NordVPN is the stronger fit if jurisdiction and named-firm audit depth are your primary criteria. Panama's position outside the 5/9/14 Eyes means there is no automatic intelligence-sharing obligation with the US, UK, or other major Western signatories. Six independent no-logs assurance engagements — the most recent by a globally recognised firm — represent a track record that few providers can match. If you also want Surfshark's features or server network, Nord Security's group structure means the two sit under one parent; if you want to avoid that shared ownership, look outside the group.
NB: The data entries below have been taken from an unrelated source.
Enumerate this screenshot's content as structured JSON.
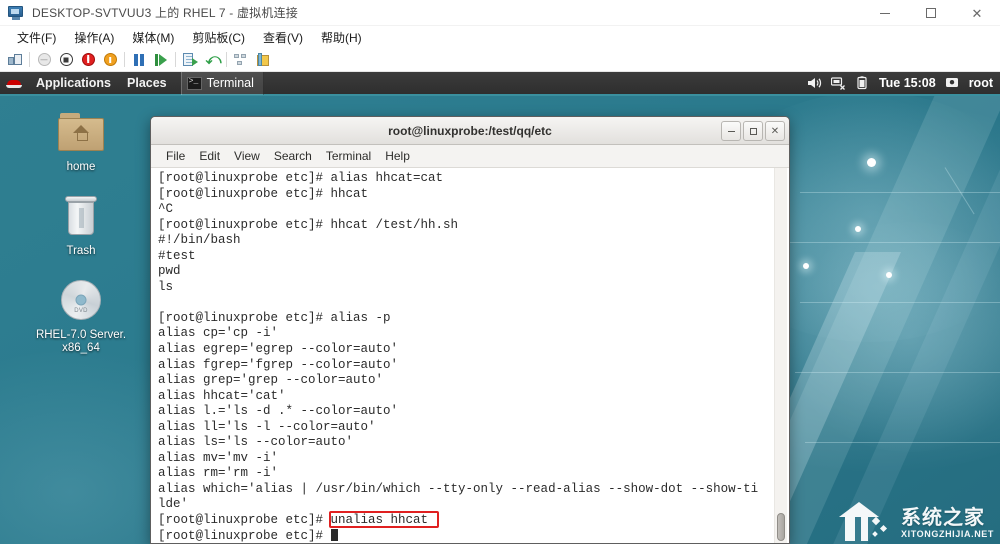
{
  "vm_window": {
    "title": "DESKTOP-SVTVUU3 上的 RHEL 7 - 虚拟机连接",
    "icon": "virtual-machine-icon",
    "controls": {
      "minimize": "—",
      "maximize": "□",
      "close": "✕"
    },
    "menus": [
      {
        "label": "文件(F)",
        "name": "file"
      },
      {
        "label": "操作(A)",
        "name": "action"
      },
      {
        "label": "媒体(M)",
        "name": "media"
      },
      {
        "label": "剪贴板(C)",
        "name": "clipboard"
      },
      {
        "label": "查看(V)",
        "name": "view"
      },
      {
        "label": "帮助(H)",
        "name": "help"
      }
    ],
    "toolbar": [
      {
        "name": "ctrl-alt-del-icon",
        "type": "cad",
        "enabled": true
      },
      {
        "type": "separator"
      },
      {
        "name": "start-icon",
        "type": "gray-circle",
        "enabled": false
      },
      {
        "name": "shutdown-icon",
        "type": "stop-circle",
        "enabled": true
      },
      {
        "name": "power-off-icon",
        "type": "red-circle",
        "enabled": true
      },
      {
        "name": "reset-icon",
        "type": "orange-circle",
        "enabled": true
      },
      {
        "type": "separator"
      },
      {
        "name": "pause-icon",
        "type": "pause",
        "enabled": true
      },
      {
        "name": "resume-icon",
        "type": "play",
        "enabled": true
      },
      {
        "type": "separator"
      },
      {
        "name": "checkpoint-icon",
        "type": "snapshot",
        "enabled": true
      },
      {
        "name": "revert-icon",
        "type": "revert",
        "enabled": true
      },
      {
        "type": "separator"
      },
      {
        "name": "network-settings-icon",
        "type": "grid",
        "enabled": false
      },
      {
        "name": "enhanced-session-icon",
        "type": "package",
        "enabled": true
      }
    ]
  },
  "gnome_panel": {
    "logo": "redhat-logo-icon",
    "applications": "Applications",
    "places": "Places",
    "active_window": "Terminal",
    "active_window_icon": "terminal-icon",
    "status_icons": [
      "volume-icon",
      "network-icon",
      "battery-icon"
    ],
    "clock": "Tue 15:08",
    "user": "root",
    "user_icon": "user-icon",
    "accent_color": "#3a8f9e",
    "panel_color": "#333333"
  },
  "desktop": {
    "icons": [
      {
        "name": "home-folder-icon",
        "label": "home",
        "glyph": "home"
      },
      {
        "name": "trash-icon",
        "label": "Trash",
        "glyph": "trash"
      },
      {
        "name": "dvd-drive-icon",
        "label": "RHEL-7.0 Server.\nx86_64",
        "label_line1": "RHEL-7.0 Server.",
        "label_line2": "x86_64",
        "glyph": "dvd"
      }
    ],
    "wallpaper_color": "#2d7d90"
  },
  "terminal": {
    "title": "root@linuxprobe:/test/qq/etc",
    "window_controls": {
      "minimize": "_",
      "maximize": "□",
      "close": "✕"
    },
    "menus": [
      "File",
      "Edit",
      "View",
      "Search",
      "Terminal",
      "Help"
    ],
    "prompt": "[root@linuxprobe etc]# ",
    "background": "#ffffff",
    "foreground": "#2b2b2b",
    "lines": [
      "[root@linuxprobe etc]# alias hhcat=cat",
      "[root@linuxprobe etc]# hhcat",
      "^C",
      "[root@linuxprobe etc]# hhcat /test/hh.sh",
      "#!/bin/bash",
      "#test",
      "pwd",
      "ls",
      "",
      "[root@linuxprobe etc]# alias -p",
      "alias cp='cp -i'",
      "alias egrep='egrep --color=auto'",
      "alias fgrep='fgrep --color=auto'",
      "alias grep='grep --color=auto'",
      "alias hhcat='cat'",
      "alias l.='ls -d .* --color=auto'",
      "alias ll='ls -l --color=auto'",
      "alias ls='ls --color=auto'",
      "alias mv='mv -i'",
      "alias rm='rm -i'",
      "alias which='alias | /usr/bin/which --tty-only --read-alias --show-dot --show-ti",
      "lde'"
    ],
    "highlighted_command": {
      "prompt": "[root@linuxprobe etc]# ",
      "command": "unalias hhcat",
      "box_color": "#e02020"
    },
    "final_prompt": "[root@linuxprobe etc]# ",
    "cursor": "block"
  },
  "watermark": {
    "chinese": "系统之家",
    "english": "XITONGZHIJIA.NET"
  }
}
Private Internet Access suits users who weight open-source verifiability and a real-world courtroom no-logs record above jurisdiction. PIA's open-source clients mean you are not taking the provider's word — the code is inspectable. The subpoena record is arguably the hardest privacy evidence any VPN can produce: legal compulsion to hand over data, and nothing to give. The US jurisdiction is a genuine disadvantage relative to Panama, but for users whose threat model centres on data-retention practices rather than cross-border intelligence sharing, PIA's demonstrated track record may carry more weight. Note that Kape Technologies' ownership of three major VPN brands simultaneously (ExpressVPN, CyberGhost, PIA) is a concentration worth factoring into any independence assessment.
Frequently asked questions
Which is better for privacy, NordVPN or Private Internet Access?
Both have strong privacy credentials — just different kinds. NordVPN has a Panama jurisdiction (outside 5/9/14 Eyes) and six named-firm no-logs audit engagements, the most recent by Deloitte (December 2025). PIA has open-source clients (independently inspectable code) and a court-tested no-logs record (subpoenas with no user data to produce). If jurisdiction and audit depth are your priorities, NordVPN has the edge. If open-source verifiability and a real-world legal test are more persuasive, PIA's record is harder to manufacture.
Is it a problem that PIA is based in the US?
It depends on your threat model. The US is the founding member of the 5 Eyes alliance, which means US law-enforcement can issue legal requests under US process. However, PIA's courtroom record is the most concrete counter-evidence: when served with real subpoenas, PIA had no user data to hand over — because it did not hold any. For users concerned about cross-border intelligence sharing, the US base is a genuine issue. For users concerned primarily about whether the provider holds any identifying data, PIA's court record addresses that directly.
Does PIA have open-source apps?
Yes. Private Internet Access publishes open-source clients across its main platforms, meaning the no-logs architecture can be independently inspected at the code level by anyone with the skills to do so. That is the same standard as Proton VPN and Mullvad, and distinguishes PIA from NordVPN, ExpressVPN, CyberGhost and Surfshark, which have not open-sourced their clients.